Thai green noodle soup
Soups can tick all the boxes....
A hearty substantial meal or a light midday snack
A thick warming meal when it’s cold outside or a light refreshing dish when it’s too hot for comfort!
Either way, it’s easy to cater for all options and with a rich dish full of spices and veggies it's always going to be a winner!
Today was a lovely warm and sunny October day (hang on a minute didn't this happen the last time I made soup!) Perfect autumn day for this soup which has the light creamy base of coconut milk but with a hot and spicy kick, so it’s a bit of a contradiction (a bit like today's weather for this time of year!) The addition of the noodles makes it a more substantial meal- but you could use more or less noodles depending on your preference.

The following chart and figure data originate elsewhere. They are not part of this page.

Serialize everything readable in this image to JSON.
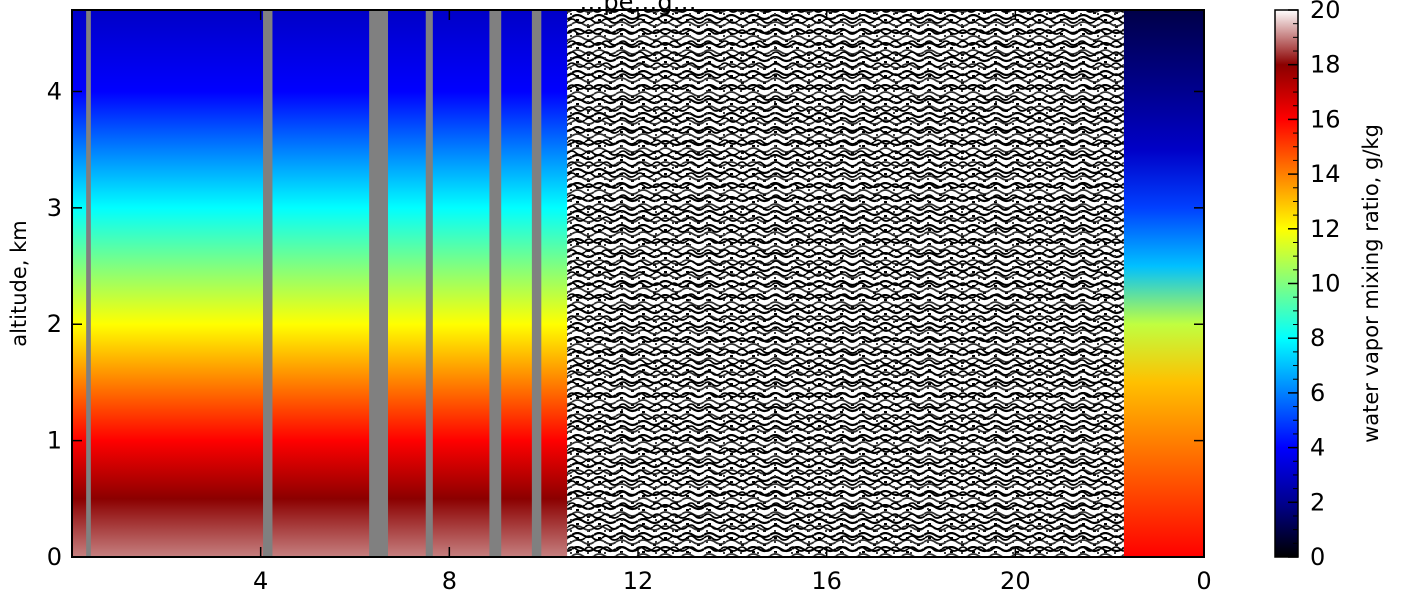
{
  "chart_data": {
    "type": "heatmap",
    "title": "…pe…g…",
    "xlabel": "",
    "ylabel": "altitude, km",
    "x_tick_labels": [
      "4",
      "8",
      "12",
      "16",
      "20",
      "0"
    ],
    "x_tick_values_hours": [
      4,
      8,
      12,
      16,
      20,
      24
    ],
    "xlim_hours": [
      0,
      24
    ],
    "y_tick_labels": [
      "0",
      "1",
      "2",
      "3",
      "4"
    ],
    "y_tick_values": [
      0,
      1,
      2,
      3,
      4
    ],
    "ylim": [
      0,
      4.7
    ],
    "colorbar": {
      "label": "water vapor mixing ratio, g/kg",
      "tick_labels": [
        "0",
        "2",
        "4",
        "6",
        "8",
        "10",
        "12",
        "14",
        "16",
        "18",
        "20"
      ],
      "tick_values": [
        0,
        2,
        4,
        6,
        8,
        10,
        12,
        14,
        16,
        18,
        20
      ],
      "range": [
        0,
        20
      ],
      "colormap": "jet",
      "colors": [
        "#000000",
        "#00008f",
        "#0000ff",
        "#0080ff",
        "#00ffff",
        "#80ff80",
        "#ffff00",
        "#ff8000",
        "#ff0000",
        "#8b0000",
        "#ffffff"
      ]
    },
    "missing_color": "#808080",
    "noise_region_hours": [
      10.5,
      22.3
    ],
    "missing_bands_hours": [
      [
        0.3,
        0.4
      ],
      [
        4.05,
        4.25
      ],
      [
        6.3,
        6.7
      ],
      [
        7.5,
        7.65
      ],
      [
        8.85,
        9.1
      ],
      [
        9.75,
        9.95
      ]
    ],
    "profiles": [
      {
        "time_range_hours": [
          0,
          10.5
        ],
        "altitude_km": [
          0,
          0.5,
          1,
          1.5,
          2,
          2.5,
          3,
          3.5,
          4,
          4.7
        ],
        "mixing_ratio_gkg": [
          19,
          18,
          16,
          14,
          12,
          10,
          8,
          6,
          4,
          3
        ]
      },
      {
        "time_range_hours": [
          22.3,
          24
        ],
        "altitude_km": [
          0,
          0.5,
          1,
          1.5,
          2,
          2.5,
          3,
          3.5,
          4,
          4.7
        ],
        "mixing_ratio_gkg": [
          16,
          15,
          14,
          13,
          11,
          7,
          5,
          3,
          2,
          1
        ]
      }
    ]
  }
}
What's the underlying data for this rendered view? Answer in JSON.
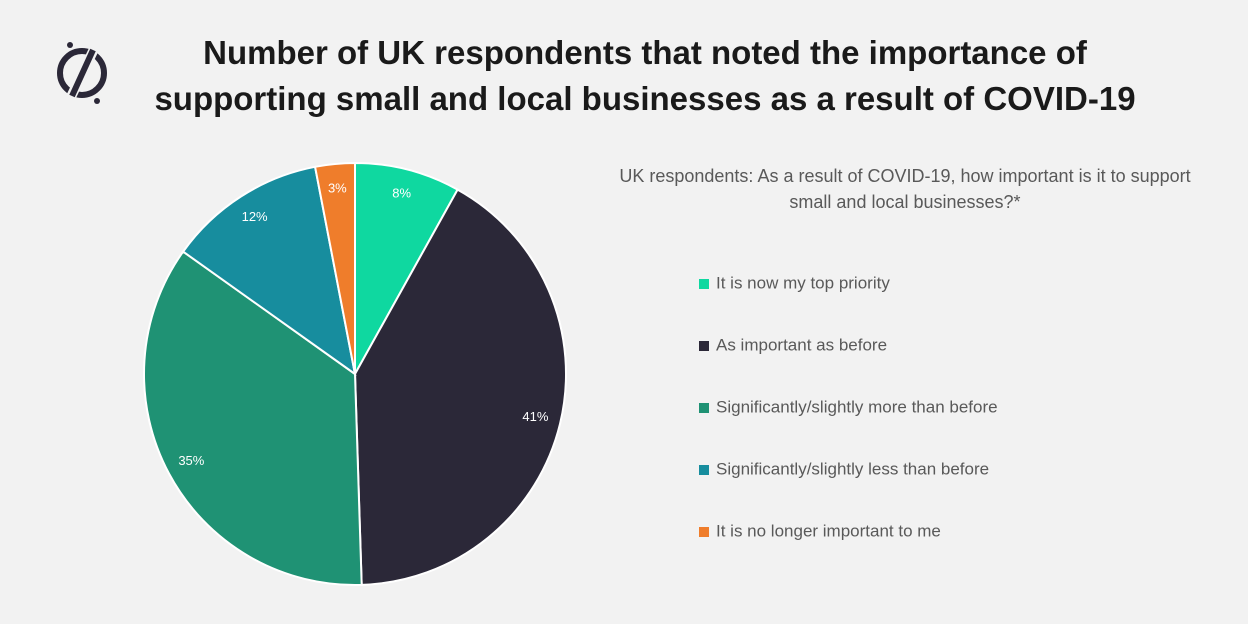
{
  "chart_data": {
    "type": "pie",
    "title": "Number of UK respondents that noted the importance of supporting small and local businesses as a result of COVID-19",
    "subtitle": "UK respondents: As a result of COVID-19, how important is it to support small and local businesses?*",
    "categories": [
      "It is now my top priority",
      "As important as before",
      "Significantly/slightly more than before",
      "Significantly/slightly less than before",
      "It is no longer important to me"
    ],
    "values": [
      8,
      41,
      35,
      12,
      3
    ],
    "value_labels": [
      "8%",
      "41%",
      "35%",
      "12%",
      "3%"
    ],
    "colors": [
      "#0fd8a0",
      "#2b2838",
      "#1f9274",
      "#178d9e",
      "#ef7d2b"
    ],
    "legend": "right"
  }
}
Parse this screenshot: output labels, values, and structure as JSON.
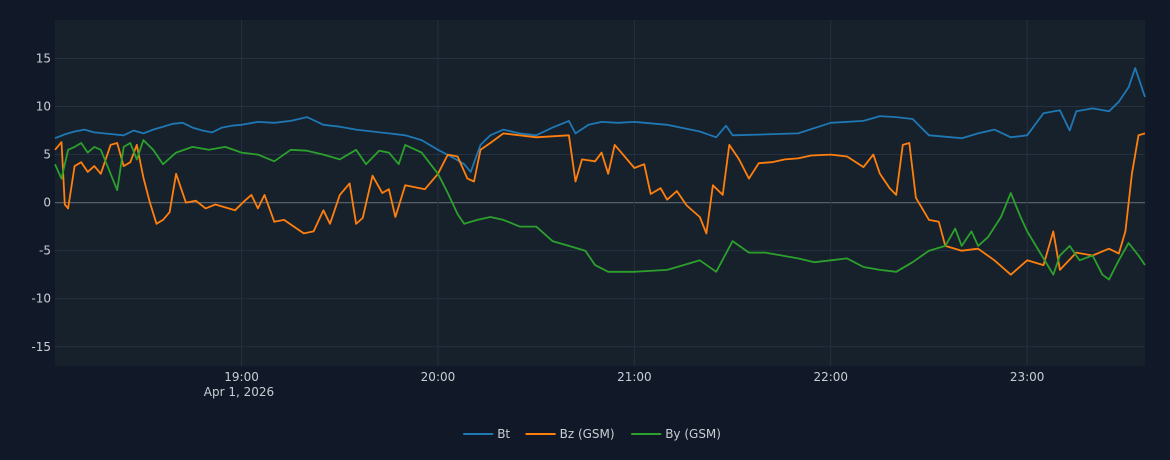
{
  "chart_data": {
    "type": "line",
    "x_unit": "time (UTC)",
    "date_label": "Apr 1, 2026",
    "x_range": [
      "2026-04-01T18:03",
      "2026-04-01T23:36"
    ],
    "x_ticks": [
      "19:00",
      "20:00",
      "21:00",
      "22:00",
      "23:00"
    ],
    "ylim": [
      -17,
      19
    ],
    "y_ticks": [
      15,
      10,
      5,
      0,
      -5,
      -10,
      -15
    ],
    "grid": true,
    "legend_position": "bottom-center",
    "colors": {
      "background": "#111827",
      "plot_bg": "#17212b",
      "grid": "#253040",
      "zero_line": "#56606b"
    },
    "series": [
      {
        "name": "Bt",
        "color": "#1f77b4",
        "points": [
          [
            "18:03",
            6.7
          ],
          [
            "18:06",
            7.1
          ],
          [
            "18:09",
            7.4
          ],
          [
            "18:12",
            7.6
          ],
          [
            "18:15",
            7.3
          ],
          [
            "18:18",
            7.2
          ],
          [
            "18:21",
            7.1
          ],
          [
            "18:24",
            7.0
          ],
          [
            "18:27",
            7.5
          ],
          [
            "18:30",
            7.2
          ],
          [
            "18:33",
            7.6
          ],
          [
            "18:36",
            7.9
          ],
          [
            "18:39",
            8.2
          ],
          [
            "18:42",
            8.3
          ],
          [
            "18:45",
            7.8
          ],
          [
            "18:48",
            7.5
          ],
          [
            "18:51",
            7.3
          ],
          [
            "18:54",
            7.8
          ],
          [
            "18:57",
            8.0
          ],
          [
            "19:00",
            8.1
          ],
          [
            "19:05",
            8.4
          ],
          [
            "19:10",
            8.3
          ],
          [
            "19:15",
            8.5
          ],
          [
            "19:20",
            8.9
          ],
          [
            "19:25",
            8.1
          ],
          [
            "19:30",
            7.9
          ],
          [
            "19:35",
            7.6
          ],
          [
            "19:40",
            7.4
          ],
          [
            "19:45",
            7.2
          ],
          [
            "19:50",
            7.0
          ],
          [
            "19:55",
            6.5
          ],
          [
            "20:00",
            5.5
          ],
          [
            "20:05",
            4.6
          ],
          [
            "20:08",
            4.0
          ],
          [
            "20:10",
            3.2
          ],
          [
            "20:13",
            6.0
          ],
          [
            "20:16",
            7.0
          ],
          [
            "20:20",
            7.6
          ],
          [
            "20:25",
            7.2
          ],
          [
            "20:30",
            7.0
          ],
          [
            "20:35",
            7.8
          ],
          [
            "20:40",
            8.5
          ],
          [
            "20:42",
            7.2
          ],
          [
            "20:46",
            8.1
          ],
          [
            "20:50",
            8.4
          ],
          [
            "20:55",
            8.3
          ],
          [
            "21:00",
            8.4
          ],
          [
            "21:10",
            8.1
          ],
          [
            "21:20",
            7.4
          ],
          [
            "21:25",
            6.8
          ],
          [
            "21:28",
            8.0
          ],
          [
            "21:30",
            7.0
          ],
          [
            "21:40",
            7.1
          ],
          [
            "21:50",
            7.2
          ],
          [
            "22:00",
            8.3
          ],
          [
            "22:10",
            8.5
          ],
          [
            "22:15",
            9.0
          ],
          [
            "22:20",
            8.9
          ],
          [
            "22:25",
            8.7
          ],
          [
            "22:30",
            7.0
          ],
          [
            "22:40",
            6.7
          ],
          [
            "22:45",
            7.2
          ],
          [
            "22:50",
            7.6
          ],
          [
            "22:55",
            6.8
          ],
          [
            "23:00",
            7.0
          ],
          [
            "23:05",
            9.3
          ],
          [
            "23:10",
            9.6
          ],
          [
            "23:13",
            7.5
          ],
          [
            "23:15",
            9.5
          ],
          [
            "23:20",
            9.8
          ],
          [
            "23:25",
            9.5
          ],
          [
            "23:28",
            10.5
          ],
          [
            "23:31",
            12.0
          ],
          [
            "23:33",
            14.0
          ],
          [
            "23:35",
            12.0
          ],
          [
            "23:36",
            11.0
          ]
        ]
      },
      {
        "name": "Bz (GSM)",
        "color": "#ff7f0e",
        "points": [
          [
            "18:03",
            5.5
          ],
          [
            "18:05",
            6.3
          ],
          [
            "18:06",
            -0.2
          ],
          [
            "18:07",
            -0.6
          ],
          [
            "18:09",
            3.8
          ],
          [
            "18:11",
            4.2
          ],
          [
            "18:13",
            3.2
          ],
          [
            "18:15",
            3.8
          ],
          [
            "18:17",
            3.0
          ],
          [
            "18:20",
            6.0
          ],
          [
            "18:22",
            6.2
          ],
          [
            "18:24",
            3.8
          ],
          [
            "18:26",
            4.2
          ],
          [
            "18:28",
            6.0
          ],
          [
            "18:30",
            2.6
          ],
          [
            "18:32",
            0.0
          ],
          [
            "18:34",
            -2.2
          ],
          [
            "18:36",
            -1.8
          ],
          [
            "18:38",
            -1.0
          ],
          [
            "18:40",
            3.0
          ],
          [
            "18:43",
            0.0
          ],
          [
            "18:46",
            0.2
          ],
          [
            "18:49",
            -0.6
          ],
          [
            "18:52",
            -0.2
          ],
          [
            "18:55",
            -0.5
          ],
          [
            "18:58",
            -0.8
          ],
          [
            "19:01",
            0.2
          ],
          [
            "19:03",
            0.8
          ],
          [
            "19:05",
            -0.6
          ],
          [
            "19:07",
            0.8
          ],
          [
            "19:10",
            -2.0
          ],
          [
            "19:13",
            -1.8
          ],
          [
            "19:16",
            -2.5
          ],
          [
            "19:19",
            -3.2
          ],
          [
            "19:22",
            -3.0
          ],
          [
            "19:25",
            -0.8
          ],
          [
            "19:27",
            -2.2
          ],
          [
            "19:30",
            0.8
          ],
          [
            "19:33",
            2.0
          ],
          [
            "19:35",
            -2.2
          ],
          [
            "19:37",
            -1.6
          ],
          [
            "19:40",
            2.8
          ],
          [
            "19:43",
            1.0
          ],
          [
            "19:45",
            1.4
          ],
          [
            "19:47",
            -1.5
          ],
          [
            "19:50",
            1.8
          ],
          [
            "19:53",
            1.6
          ],
          [
            "19:56",
            1.4
          ],
          [
            "20:00",
            3.0
          ],
          [
            "20:03",
            5.0
          ],
          [
            "20:06",
            4.8
          ],
          [
            "20:09",
            2.5
          ],
          [
            "20:11",
            2.2
          ],
          [
            "20:13",
            5.5
          ],
          [
            "20:16",
            6.2
          ],
          [
            "20:20",
            7.2
          ],
          [
            "20:25",
            7.0
          ],
          [
            "20:30",
            6.8
          ],
          [
            "20:35",
            6.9
          ],
          [
            "20:40",
            7.0
          ],
          [
            "20:42",
            2.2
          ],
          [
            "20:44",
            4.5
          ],
          [
            "20:48",
            4.3
          ],
          [
            "20:50",
            5.2
          ],
          [
            "20:52",
            3.0
          ],
          [
            "20:54",
            6.0
          ],
          [
            "20:56",
            5.2
          ],
          [
            "21:00",
            3.6
          ],
          [
            "21:03",
            4.0
          ],
          [
            "21:05",
            0.9
          ],
          [
            "21:08",
            1.5
          ],
          [
            "21:10",
            0.3
          ],
          [
            "21:13",
            1.2
          ],
          [
            "21:16",
            -0.3
          ],
          [
            "21:20",
            -1.5
          ],
          [
            "21:22",
            -3.2
          ],
          [
            "21:24",
            1.8
          ],
          [
            "21:27",
            0.8
          ],
          [
            "21:29",
            6.0
          ],
          [
            "21:32",
            4.5
          ],
          [
            "21:35",
            2.5
          ],
          [
            "21:38",
            4.1
          ],
          [
            "21:42",
            4.2
          ],
          [
            "21:46",
            4.5
          ],
          [
            "21:50",
            4.6
          ],
          [
            "21:54",
            4.9
          ],
          [
            "22:00",
            5.0
          ],
          [
            "22:05",
            4.8
          ],
          [
            "22:10",
            3.7
          ],
          [
            "22:13",
            5.0
          ],
          [
            "22:15",
            3.0
          ],
          [
            "22:18",
            1.5
          ],
          [
            "22:20",
            0.8
          ],
          [
            "22:22",
            6.0
          ],
          [
            "22:24",
            6.2
          ],
          [
            "22:26",
            0.5
          ],
          [
            "22:30",
            -1.8
          ],
          [
            "22:33",
            -2.0
          ],
          [
            "22:35",
            -4.5
          ],
          [
            "22:40",
            -5.0
          ],
          [
            "22:45",
            -4.8
          ],
          [
            "22:50",
            -6.0
          ],
          [
            "22:55",
            -7.5
          ],
          [
            "23:00",
            -6.0
          ],
          [
            "23:05",
            -6.5
          ],
          [
            "23:08",
            -3.0
          ],
          [
            "23:10",
            -7.0
          ],
          [
            "23:15",
            -5.2
          ],
          [
            "23:20",
            -5.5
          ],
          [
            "23:25",
            -4.8
          ],
          [
            "23:28",
            -5.3
          ],
          [
            "23:30",
            -3.0
          ],
          [
            "23:32",
            3.0
          ],
          [
            "23:34",
            7.0
          ],
          [
            "23:36",
            7.2
          ]
        ]
      },
      {
        "name": "By (GSM)",
        "color": "#2ca02c",
        "points": [
          [
            "18:03",
            4.0
          ],
          [
            "18:05",
            2.5
          ],
          [
            "18:07",
            5.5
          ],
          [
            "18:09",
            5.8
          ],
          [
            "18:11",
            6.2
          ],
          [
            "18:13",
            5.2
          ],
          [
            "18:15",
            5.8
          ],
          [
            "18:17",
            5.5
          ],
          [
            "18:20",
            3.0
          ],
          [
            "18:22",
            1.3
          ],
          [
            "18:24",
            5.8
          ],
          [
            "18:26",
            6.2
          ],
          [
            "18:28",
            4.5
          ],
          [
            "18:30",
            6.5
          ],
          [
            "18:33",
            5.5
          ],
          [
            "18:36",
            4.0
          ],
          [
            "18:40",
            5.2
          ],
          [
            "18:45",
            5.8
          ],
          [
            "18:50",
            5.5
          ],
          [
            "18:55",
            5.8
          ],
          [
            "19:00",
            5.2
          ],
          [
            "19:05",
            5.0
          ],
          [
            "19:10",
            4.3
          ],
          [
            "19:15",
            5.5
          ],
          [
            "19:20",
            5.4
          ],
          [
            "19:25",
            5.0
          ],
          [
            "19:30",
            4.5
          ],
          [
            "19:35",
            5.5
          ],
          [
            "19:38",
            4.0
          ],
          [
            "19:42",
            5.4
          ],
          [
            "19:45",
            5.2
          ],
          [
            "19:48",
            4.0
          ],
          [
            "19:50",
            6.0
          ],
          [
            "19:55",
            5.2
          ],
          [
            "20:00",
            3.0
          ],
          [
            "20:03",
            1.0
          ],
          [
            "20:06",
            -1.2
          ],
          [
            "20:08",
            -2.2
          ],
          [
            "20:12",
            -1.8
          ],
          [
            "20:16",
            -1.5
          ],
          [
            "20:20",
            -1.8
          ],
          [
            "20:25",
            -2.5
          ],
          [
            "20:30",
            -2.5
          ],
          [
            "20:35",
            -4.0
          ],
          [
            "20:40",
            -4.5
          ],
          [
            "20:45",
            -5.0
          ],
          [
            "20:48",
            -6.5
          ],
          [
            "20:52",
            -7.2
          ],
          [
            "20:56",
            -7.2
          ],
          [
            "21:00",
            -7.2
          ],
          [
            "21:10",
            -7.0
          ],
          [
            "21:15",
            -6.5
          ],
          [
            "21:20",
            -6.0
          ],
          [
            "21:25",
            -7.2
          ],
          [
            "21:30",
            -4.0
          ],
          [
            "21:35",
            -5.2
          ],
          [
            "21:40",
            -5.2
          ],
          [
            "21:45",
            -5.5
          ],
          [
            "21:50",
            -5.8
          ],
          [
            "21:55",
            -6.2
          ],
          [
            "22:00",
            -6.0
          ],
          [
            "22:05",
            -5.8
          ],
          [
            "22:10",
            -6.7
          ],
          [
            "22:15",
            -7.0
          ],
          [
            "22:20",
            -7.2
          ],
          [
            "22:25",
            -6.2
          ],
          [
            "22:30",
            -5.0
          ],
          [
            "22:35",
            -4.5
          ],
          [
            "22:38",
            -2.7
          ],
          [
            "22:40",
            -4.5
          ],
          [
            "22:43",
            -3.0
          ],
          [
            "22:45",
            -4.5
          ],
          [
            "22:48",
            -3.6
          ],
          [
            "22:52",
            -1.5
          ],
          [
            "22:55",
            1.0
          ],
          [
            "22:58",
            -1.5
          ],
          [
            "23:00",
            -3.0
          ],
          [
            "23:05",
            -5.8
          ],
          [
            "23:08",
            -7.5
          ],
          [
            "23:10",
            -5.5
          ],
          [
            "23:13",
            -4.5
          ],
          [
            "23:16",
            -6.0
          ],
          [
            "23:20",
            -5.5
          ],
          [
            "23:23",
            -7.5
          ],
          [
            "23:25",
            -8.0
          ],
          [
            "23:28",
            -6.0
          ],
          [
            "23:31",
            -4.2
          ],
          [
            "23:34",
            -5.5
          ],
          [
            "23:36",
            -6.5
          ]
        ]
      }
    ]
  }
}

Feel free to vary the veg in this soup, just make sure you cut the chunks into small similar sized pieces. I haven’t yet tried freezing it, if I was to do so I’d cook it up without adding the noodles and then cook those in a wok separately before adding to the soup once it has been defrosted and warmed through.
Recipe: Thai green noodle soup
- 1 tsp vegetable or coconut oil (not coconut butter)
- 1 small onion finely chopped
- 2 tbs thai green curry paste
- 1 red chilli finely chopped
- 300g vegetable stock
- 300ml coconut milk
- 150g mix of chopped veg suitable for stir frying (I used beansprouts, carrot, soy beans, and kale)
- 150g sachet rice noodles
Heat oil in a pan and cook the onion for 5 minutes until soft. Stir through the curry paste and half the chilli and fry for another minute. Add the stock and coconut milk and bring to the boil. Stir through the vegetables and rice noodles and simmer for 5 minutes. Garnish with the remaining chilli.